House debates

Thursday, 19 October 2017

Questions without Notice

Energy

2:36 pm

Photo of Malcolm TurnbullMalcolm Turnbull (Wentworth, Liberal Party, Prime Minister) Share this | Hansard source

The trading is trading of physical energy. It's trading of electricity. It's not trading of permits. There are no certificates. There are no permits. It is trading of physical energy, which, as the honourable member should be very well aware, happens all the time—millions of dollars being traded every hour of the day. That has always been the case. But, as John Pierce, chair of the Australian Energy Market Commission, which is the rules-maker, and a member of the Energy Security Board, said today:

There are no subsidies or certificates involved in this guarantee and in this sense it does not involve a price or tax on carbon.

We are not pricing carbon. What we are pricing is reliability …

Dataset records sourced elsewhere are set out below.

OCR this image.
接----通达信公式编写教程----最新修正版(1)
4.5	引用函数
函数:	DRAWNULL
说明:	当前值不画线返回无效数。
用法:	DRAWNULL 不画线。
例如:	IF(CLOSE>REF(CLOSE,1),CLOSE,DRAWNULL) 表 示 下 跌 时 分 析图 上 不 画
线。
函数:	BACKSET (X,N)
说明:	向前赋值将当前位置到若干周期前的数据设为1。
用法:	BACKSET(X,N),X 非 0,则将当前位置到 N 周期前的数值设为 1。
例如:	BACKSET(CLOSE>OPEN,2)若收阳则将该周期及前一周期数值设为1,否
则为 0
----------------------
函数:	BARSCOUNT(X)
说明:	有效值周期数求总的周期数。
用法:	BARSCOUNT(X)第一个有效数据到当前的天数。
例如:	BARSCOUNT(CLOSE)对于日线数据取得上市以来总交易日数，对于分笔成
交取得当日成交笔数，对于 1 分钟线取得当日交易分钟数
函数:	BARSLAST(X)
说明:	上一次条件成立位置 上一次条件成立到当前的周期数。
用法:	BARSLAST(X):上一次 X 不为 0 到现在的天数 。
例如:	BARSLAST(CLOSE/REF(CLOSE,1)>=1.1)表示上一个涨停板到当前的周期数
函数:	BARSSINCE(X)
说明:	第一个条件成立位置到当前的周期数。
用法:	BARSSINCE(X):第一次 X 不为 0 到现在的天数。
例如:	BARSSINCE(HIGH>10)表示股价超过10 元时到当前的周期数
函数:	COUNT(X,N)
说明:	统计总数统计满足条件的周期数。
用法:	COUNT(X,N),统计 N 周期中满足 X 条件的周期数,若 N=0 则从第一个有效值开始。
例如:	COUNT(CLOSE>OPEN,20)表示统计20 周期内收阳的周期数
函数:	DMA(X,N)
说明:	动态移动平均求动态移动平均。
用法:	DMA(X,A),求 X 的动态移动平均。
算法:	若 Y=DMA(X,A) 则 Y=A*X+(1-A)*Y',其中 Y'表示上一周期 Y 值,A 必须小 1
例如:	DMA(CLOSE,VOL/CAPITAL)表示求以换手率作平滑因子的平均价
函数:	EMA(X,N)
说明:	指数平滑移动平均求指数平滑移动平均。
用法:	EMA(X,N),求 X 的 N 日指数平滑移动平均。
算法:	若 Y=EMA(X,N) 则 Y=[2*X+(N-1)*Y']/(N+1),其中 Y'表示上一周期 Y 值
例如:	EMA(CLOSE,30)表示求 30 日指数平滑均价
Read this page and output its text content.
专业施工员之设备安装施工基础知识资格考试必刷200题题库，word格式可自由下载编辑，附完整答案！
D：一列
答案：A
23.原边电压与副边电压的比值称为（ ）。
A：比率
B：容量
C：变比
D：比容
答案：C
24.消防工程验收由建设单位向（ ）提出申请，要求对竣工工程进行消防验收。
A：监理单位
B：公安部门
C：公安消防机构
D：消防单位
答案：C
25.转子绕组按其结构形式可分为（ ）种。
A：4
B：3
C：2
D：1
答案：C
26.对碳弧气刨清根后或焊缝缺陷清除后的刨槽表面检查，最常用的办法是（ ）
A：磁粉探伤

The honourable member may yearn for the subsidy. This is the part of the Labor Party's position that I find most baffling. The Leader of the Opposition goes to a solar farm at Mildura and he stands there and he says, 'This is fantastic'. He's blinded by the light. He says, 'This is cheaper than new coal; it is so good.' Then he says, 'But that's why we have to subsidise it.' Talk about science fiction! What Australians deserve is affordable, reliable energy. What Labor has delivered is unaffordable and unreliable energy. Their policies make no sense. They try to defy the laws of physics. The Energy Market Operator, Audrey Zibelman, was asked about the reliability requirement, where she's having to intervene in the honourable member's state constantly to maintain stability, and she said, 'Well, you have to comply with the laws of physics.' That's true, but not if you're in the Labor Party, apparently. They think windmills will turn when there's no wind. They think solar panels will generate in the middle of the night. Perhaps that is from moonshine—that is, moonbeams. But, worst of all, what this recklessness does is impose higher costs and less reliable power. Australians know Labor does not have the management or the business sense to deliver affordable and reliable power. Energy will always be unreliable and more expensive under Labor.